The recent Virgil Films DVD release of the 2018 documentary "I Am Paul Walker" further solidifies the role of Virgil in the hearts and minds of pop culture fans. This love begins with the (recently reviewed) documentary "Outatime" about restoring the "Back to the Future" DeLorean and continues with Virgil titles that are subjects of upcoming posts. These include a modern indie film starring Ralph "Daniel San" Macchio and a documentary on "The Great Escape" featuring many people who participated in making that film.
The aptly titled "Walker" tells the tale of the personal and the professional lives of the titular star of the "The Fast and the Furious" franchise, The following YouTube clip of a trailer for this film shows how the folks who knew either or both incarnations of this guy who was equal parts stud and righteous dude always will mourn his death that occurred two months after he turned 40.
We first meet this All-American Midwest boy via home-movie footage of a childhood birthday party. This sets that stage for mother Cheryl Walker, father Paul Walker III, and siblings Cody and Ashlie to share stories of the man whom most of us only know through his television and film work. This guy always smiling for the camera, looking cute in his younger days, and being muy caliente even during puberty helps explain his decades of extraordinary success regarding auditions.
We also hear from two childhood friends who remained close to Walker until the end of his life. The talking heads who share memories from the professional side include a couple of directors, a manager, and "Fast" co-star Tyrese Gibson. A clip from a "Fast" movie showed that the stars were not acting regarding their on-screen relationship.
Everything indicated that Walker had a good heart and would give you the shirt off his back or the expensive racing car off his driveway so long as you exhibited what once was common courtesy. Learning that this guy best known for a film franchise that catered to teen boys also had a strong intellect and desire to use his star power for good, rather than for evil, fully ensured his place in the top two choices in the "or kill" game.
Hearing about the hair-trigger temper of Walker reflected his tough-guy heritage that included a paternal grandfather who boxed professionally and a father who was a Vietnam combat veteran. Arguably the most funny story in "Walker" began with our subject holding the door open for a man leaving a store with an armful of merchandise. That guy saying "Thanks, Bitch" earned him an epic beat-down.

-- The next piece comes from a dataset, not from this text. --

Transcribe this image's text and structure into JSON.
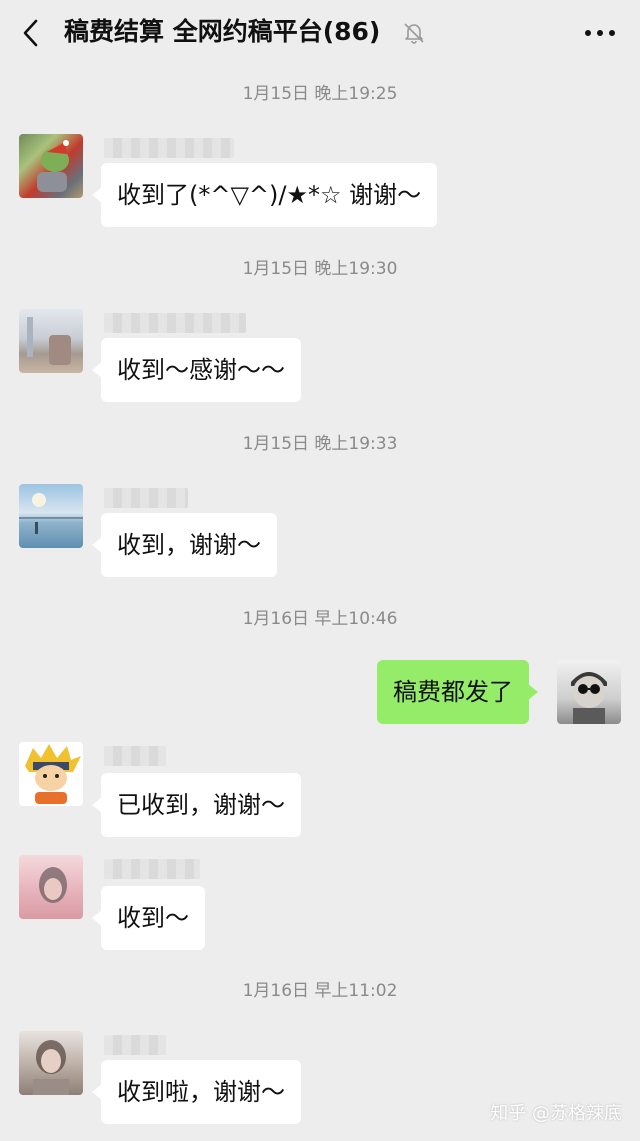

We also learn that the similarities between Walker and fellow macho-man Steve McQueen extended beyond their ruggedness. Both men remained very handsome as they aged and had addict-level needs for speed. These attributes and the particular affinity for race cars earned Walker a comparison to James Dean.
The Dean parallel also extended to the death of both men while driving. The shared circumstances of the death of Walker within minutes of leaving a charity event was particularly shocking. One can only hope for the sake of St. Peter that that doorman of Heaven did not give Walker any grief on his arrival.
The bigger picture is that many of us to whom the "Fast" movies did not appeal got the treat of learning about one of the good guys in Hollywood who remained comically laid-back and was a contender for Father of the Year even after becoming Hollywood royalty.